🤖 AI Summary
Edge continual learning is hindered by the high energy consumption of conventional recurrent networks and frequent off-chip data transfers. This paper proposes M2RU, a memristor-based mixed-signal architecture tailored for edge deployment, which— for the first time—integrates weighted bit-stream computing with on-chip, hardware-level experience replay to enable low-power, real-time online temporal modeling and domain adaptation. Through crossbar optimization, device reliability modeling, and precision-enhancing encoding, M2RU effectively mitigates memristor non-idealities and significantly alleviates catastrophic forgetting. Experimental results demonstrate an energy efficiency of 312 GOPS/W—29× higher than state-of-the-art CMOS implementations—and maintain over 95% of software baseline accuracy on sequential MNIST and CIFAR-10 tasks. Projected device lifetime reaches 12.2 years.
📝 Abstract
Continual learning on edge platforms remains challenging because recurrent networks depend on energy-intensive training procedures and frequent data movement that are impractical for embedded deployments. This work introduces M2RU, a mixed-signal architecture that implements the minion recurrent unit for efficient temporal processing with on-chip continual learning. The architecture integrates weighted-bit streaming, which enables multi-bit digital inputs to be processed in crossbars without high-resolution conversion, and an experience replay mechanism that stabilizes learning under domain shifts.

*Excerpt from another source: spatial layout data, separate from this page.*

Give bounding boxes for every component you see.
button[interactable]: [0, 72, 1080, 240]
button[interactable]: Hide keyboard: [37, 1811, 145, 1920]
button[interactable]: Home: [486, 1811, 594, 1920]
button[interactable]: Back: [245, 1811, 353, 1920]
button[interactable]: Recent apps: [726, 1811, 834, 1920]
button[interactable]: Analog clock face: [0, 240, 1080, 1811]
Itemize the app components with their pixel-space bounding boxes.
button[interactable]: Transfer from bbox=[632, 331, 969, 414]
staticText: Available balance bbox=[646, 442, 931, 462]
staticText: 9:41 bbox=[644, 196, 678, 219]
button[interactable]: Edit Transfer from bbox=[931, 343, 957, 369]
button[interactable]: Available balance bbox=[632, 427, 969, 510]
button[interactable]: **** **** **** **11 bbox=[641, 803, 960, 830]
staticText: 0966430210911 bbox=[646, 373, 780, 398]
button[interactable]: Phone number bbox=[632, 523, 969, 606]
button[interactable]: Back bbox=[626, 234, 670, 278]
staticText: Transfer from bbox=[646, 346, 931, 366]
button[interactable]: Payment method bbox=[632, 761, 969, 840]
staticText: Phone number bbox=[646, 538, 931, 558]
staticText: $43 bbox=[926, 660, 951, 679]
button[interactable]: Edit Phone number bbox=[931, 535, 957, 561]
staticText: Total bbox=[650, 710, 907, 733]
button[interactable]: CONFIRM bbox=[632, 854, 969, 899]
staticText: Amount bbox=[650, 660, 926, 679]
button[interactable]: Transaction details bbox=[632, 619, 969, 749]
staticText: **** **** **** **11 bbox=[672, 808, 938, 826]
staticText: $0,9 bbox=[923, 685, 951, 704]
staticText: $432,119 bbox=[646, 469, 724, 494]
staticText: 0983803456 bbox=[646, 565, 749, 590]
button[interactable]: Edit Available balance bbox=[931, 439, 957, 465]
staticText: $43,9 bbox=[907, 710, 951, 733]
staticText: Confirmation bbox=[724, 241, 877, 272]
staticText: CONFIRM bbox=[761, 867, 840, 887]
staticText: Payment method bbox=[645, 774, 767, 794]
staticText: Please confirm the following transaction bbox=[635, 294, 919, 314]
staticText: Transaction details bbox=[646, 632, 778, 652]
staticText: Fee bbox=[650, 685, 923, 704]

M2RU achieves 15 GOPS at 48.62 mW, corresponding to 312 GOPS per watt, and maintains accuracy within 5 percent of software baselines on sequential MNIST and CIFAR-10 tasks. Compared with a CMOS digital design, the accelerator provides 29X improvement in energy efficiency. Device-aware analysis shows an expected operational lifetime of 12.2 years under continual learning workloads. These results establish M2RU as a scalable and energy-efficient platform for real-time adaptation in edge-level temporal intelligence.